Derek Strange est un détective privé noir, type fatigué qui fait encore le coup de poing, boit trop de bière et fréquente les salons de massage chinois. Il fait équipe avec Terry Quinn, ex-flic blanc, exclu de la police, jeune, agressif et imprévisible, travaillant à mi-temps dans une librairie d’occasion. Tous deux arpentent des quartiers chauds, martyrisent leurs prostituées et font la nique à la police en gardant sur eux des kilos de drogue et des armes interdites. On est loin de la Maison-Blanche et des rues bourgeoises. Ici, les gamins rêvent de ressembler à leurs grands frères proxénètes quand ils ne meurent pas d’une balle de trop. Strange et Quinn sont sans illusion mais refusent de baisser les bras.

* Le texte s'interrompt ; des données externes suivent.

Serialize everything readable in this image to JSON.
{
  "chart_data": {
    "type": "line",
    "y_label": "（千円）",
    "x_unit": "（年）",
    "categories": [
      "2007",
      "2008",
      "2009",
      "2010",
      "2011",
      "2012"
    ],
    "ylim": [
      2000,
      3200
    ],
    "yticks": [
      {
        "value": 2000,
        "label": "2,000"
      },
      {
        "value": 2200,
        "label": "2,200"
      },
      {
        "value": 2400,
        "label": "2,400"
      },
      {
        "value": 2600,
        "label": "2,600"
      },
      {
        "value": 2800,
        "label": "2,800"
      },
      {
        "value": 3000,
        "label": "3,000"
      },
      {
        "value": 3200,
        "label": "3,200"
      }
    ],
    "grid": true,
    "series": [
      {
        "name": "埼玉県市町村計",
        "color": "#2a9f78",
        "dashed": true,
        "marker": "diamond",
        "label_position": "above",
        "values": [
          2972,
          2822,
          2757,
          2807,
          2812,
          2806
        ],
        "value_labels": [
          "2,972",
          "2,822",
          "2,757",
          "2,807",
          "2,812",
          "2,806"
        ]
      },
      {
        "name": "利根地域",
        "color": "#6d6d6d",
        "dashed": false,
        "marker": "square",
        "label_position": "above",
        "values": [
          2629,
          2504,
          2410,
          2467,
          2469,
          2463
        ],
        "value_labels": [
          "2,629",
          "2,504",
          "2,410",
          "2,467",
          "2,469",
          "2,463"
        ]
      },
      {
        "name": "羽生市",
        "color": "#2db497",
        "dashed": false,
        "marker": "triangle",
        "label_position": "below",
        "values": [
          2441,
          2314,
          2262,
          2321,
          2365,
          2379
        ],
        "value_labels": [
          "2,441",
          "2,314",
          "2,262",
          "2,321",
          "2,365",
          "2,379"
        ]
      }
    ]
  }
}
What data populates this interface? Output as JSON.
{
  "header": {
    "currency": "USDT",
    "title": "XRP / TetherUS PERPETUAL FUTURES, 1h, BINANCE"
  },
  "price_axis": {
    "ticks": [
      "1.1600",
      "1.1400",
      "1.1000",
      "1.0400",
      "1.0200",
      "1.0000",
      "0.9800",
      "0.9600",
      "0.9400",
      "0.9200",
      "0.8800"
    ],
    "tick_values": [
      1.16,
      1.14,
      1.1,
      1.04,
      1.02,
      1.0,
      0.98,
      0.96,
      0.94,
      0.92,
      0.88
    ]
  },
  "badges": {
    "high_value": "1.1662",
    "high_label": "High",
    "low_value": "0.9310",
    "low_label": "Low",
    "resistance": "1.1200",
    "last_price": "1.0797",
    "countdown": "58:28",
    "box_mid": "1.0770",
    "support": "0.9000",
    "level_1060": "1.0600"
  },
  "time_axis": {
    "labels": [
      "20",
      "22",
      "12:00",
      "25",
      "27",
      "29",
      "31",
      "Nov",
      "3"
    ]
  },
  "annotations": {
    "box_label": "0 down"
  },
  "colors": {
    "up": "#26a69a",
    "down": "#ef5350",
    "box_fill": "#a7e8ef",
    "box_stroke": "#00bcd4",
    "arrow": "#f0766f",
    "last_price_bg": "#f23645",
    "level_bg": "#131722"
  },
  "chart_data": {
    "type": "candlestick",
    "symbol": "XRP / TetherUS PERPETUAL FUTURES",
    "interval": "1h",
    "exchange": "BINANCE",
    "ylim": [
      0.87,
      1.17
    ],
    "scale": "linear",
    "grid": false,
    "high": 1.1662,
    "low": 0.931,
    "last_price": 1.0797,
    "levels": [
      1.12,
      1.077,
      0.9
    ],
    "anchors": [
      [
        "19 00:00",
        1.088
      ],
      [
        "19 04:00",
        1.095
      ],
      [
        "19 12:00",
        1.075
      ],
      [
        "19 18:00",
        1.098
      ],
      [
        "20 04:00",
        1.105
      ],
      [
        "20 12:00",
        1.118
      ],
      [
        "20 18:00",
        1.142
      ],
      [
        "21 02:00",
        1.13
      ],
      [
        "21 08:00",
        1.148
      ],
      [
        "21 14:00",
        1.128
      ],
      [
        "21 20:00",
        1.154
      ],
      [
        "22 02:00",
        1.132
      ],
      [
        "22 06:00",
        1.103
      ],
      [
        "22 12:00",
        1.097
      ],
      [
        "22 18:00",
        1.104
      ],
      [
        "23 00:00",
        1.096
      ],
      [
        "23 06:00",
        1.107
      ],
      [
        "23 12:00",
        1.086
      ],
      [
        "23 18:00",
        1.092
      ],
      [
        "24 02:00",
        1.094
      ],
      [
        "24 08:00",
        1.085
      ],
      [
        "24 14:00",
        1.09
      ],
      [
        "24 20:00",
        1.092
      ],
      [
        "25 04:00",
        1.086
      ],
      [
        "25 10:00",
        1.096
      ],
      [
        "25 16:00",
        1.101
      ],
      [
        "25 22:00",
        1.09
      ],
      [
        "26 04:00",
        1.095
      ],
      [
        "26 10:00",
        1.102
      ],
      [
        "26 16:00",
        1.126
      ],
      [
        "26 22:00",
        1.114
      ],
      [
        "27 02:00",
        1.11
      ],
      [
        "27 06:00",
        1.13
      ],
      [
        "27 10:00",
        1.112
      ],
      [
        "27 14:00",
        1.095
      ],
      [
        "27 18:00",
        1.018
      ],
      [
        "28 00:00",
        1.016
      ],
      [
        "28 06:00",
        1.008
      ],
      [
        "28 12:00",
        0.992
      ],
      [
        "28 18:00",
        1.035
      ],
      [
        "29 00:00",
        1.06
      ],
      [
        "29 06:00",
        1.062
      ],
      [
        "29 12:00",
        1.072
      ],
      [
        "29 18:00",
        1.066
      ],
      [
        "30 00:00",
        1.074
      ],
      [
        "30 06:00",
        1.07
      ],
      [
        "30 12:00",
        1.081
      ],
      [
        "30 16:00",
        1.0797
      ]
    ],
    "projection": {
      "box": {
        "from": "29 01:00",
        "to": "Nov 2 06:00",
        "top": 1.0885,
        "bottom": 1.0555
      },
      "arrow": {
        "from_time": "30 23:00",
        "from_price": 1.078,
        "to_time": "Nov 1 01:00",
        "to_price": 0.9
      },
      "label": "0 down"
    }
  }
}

Georges Pelecanos ne raconte pas d’aventures exceptionnelles, il plonge son lecteur dans un quotidien brutal, où la légalité est fluctuante. Ses deux héros n’oublient jamais de se placer du côté des faibles, quitte à faire justice eux-mêmes. Sentimental, le romancier aime aussi les histoires d’amour impossibles et place l’amitié et la solidarité au-dessus de tout.
C’est ce mélange d’émotion et de rudesse, de poésie et de lutte au couteau qui donne à chacun de ses récits une justesse de ton que les chansons de James Brown et de Stevie Wonder viennent ponctuer en version soul…
Comme toujours, Pelecanos brosse le portrait d’une Amérique tourmentée mais son sentimentalisme tendu reprend le dessus, laissant une lueur d’espoir dans un monde pourri.